The Bug is a cute old theater, built in 1912 as a nickelodeon movie house. According to the website:
The theatre now known as The Bug survived multiple incarnations and more than 25 years of dormancy before local artists Chandler Romeo and Reed Weimer renovated the building in 1994 and founded the Bug Performance & Media Art Center (BPMAC), a non-profit organization dedicated to serving Denver audiences by facilitating the development and presentation of diverse arts and cultural programming.
You can see how the various incarnations impacted the building in some strange ways. Here’s an old pic (again, from their website, thanks Bug) that shows what it looked like originally.
When you get up close to the building, you can see that the original tile extends out beyond the wall (apparently built in the 50s), and that the wall was built at an angle.
Look at this great tile. It’s exactly the same as the tile border as in the Grow store. We always speculated that the Grow store used to be a barbershop or apothecary, but apparently that same style of tile was used in theaters also. I’d never seen these tiny circular tiles before.
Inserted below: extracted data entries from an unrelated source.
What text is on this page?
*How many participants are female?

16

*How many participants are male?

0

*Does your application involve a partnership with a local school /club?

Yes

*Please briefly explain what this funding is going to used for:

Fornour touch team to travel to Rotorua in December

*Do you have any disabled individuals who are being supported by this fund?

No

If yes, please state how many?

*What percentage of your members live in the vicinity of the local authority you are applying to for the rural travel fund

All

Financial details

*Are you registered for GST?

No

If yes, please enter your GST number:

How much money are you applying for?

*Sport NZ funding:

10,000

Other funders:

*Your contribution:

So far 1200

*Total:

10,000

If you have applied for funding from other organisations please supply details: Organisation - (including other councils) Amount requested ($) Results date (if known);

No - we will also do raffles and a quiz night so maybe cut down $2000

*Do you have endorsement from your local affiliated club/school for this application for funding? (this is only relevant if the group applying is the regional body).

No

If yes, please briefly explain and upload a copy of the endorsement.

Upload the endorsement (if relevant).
Here’s an up-close of the 50s wall. I love this style of wall…but why did they put it at an angle? Was the architect trying to “modernize” the building when they enclosed the lobby? And look at the interesting pattern in the piece of steel between the sections of the building.
This large metal floor panel could have been just flat, but instead it has two unusual patterns pressed into both sides.
At night, the right-hand panel glows with light, because some of those circles are filled with a thick glass. You can see where they’re broken out in the photo above. Underneath the doors is what looks like a spider-webby stairway that presumably goes under the theater, and a little clamp lamp that someone put under there, to make the panel glow.
Next door to the bug is an environmental consulting firm and a little gallery where my friends Sarah and Kelton met years ago. The consulting firm has nice decorative steel window bars, a little bullet hole, and a lovely manhole cover in the front sidewalk.
And, for the last north Denver pattern, a close-up of the building across the street, which was also apparently “modernized” in the 50s with the addition of a stone facade.
We have a book at home called “How Buildings Learn” by Stewart Brand (of Whole Earth Catalog fame, and now founder of an interesting organization called The Long Now Foundation which was founded “…to provide counterpoint to today’s “faster/cheaper” mind set and promote “slower/better” thinking, [in order to] creatively foster responsibility in the framework of the next 10,000 years…”).
Anyway, the How Buildings Learn book discusses these kinds of issues. Brand essentially argues that buildings are almost like Darwinian mechanisms, in that they have to change and “grow” to adapt to human needs and environmental and economic conditions.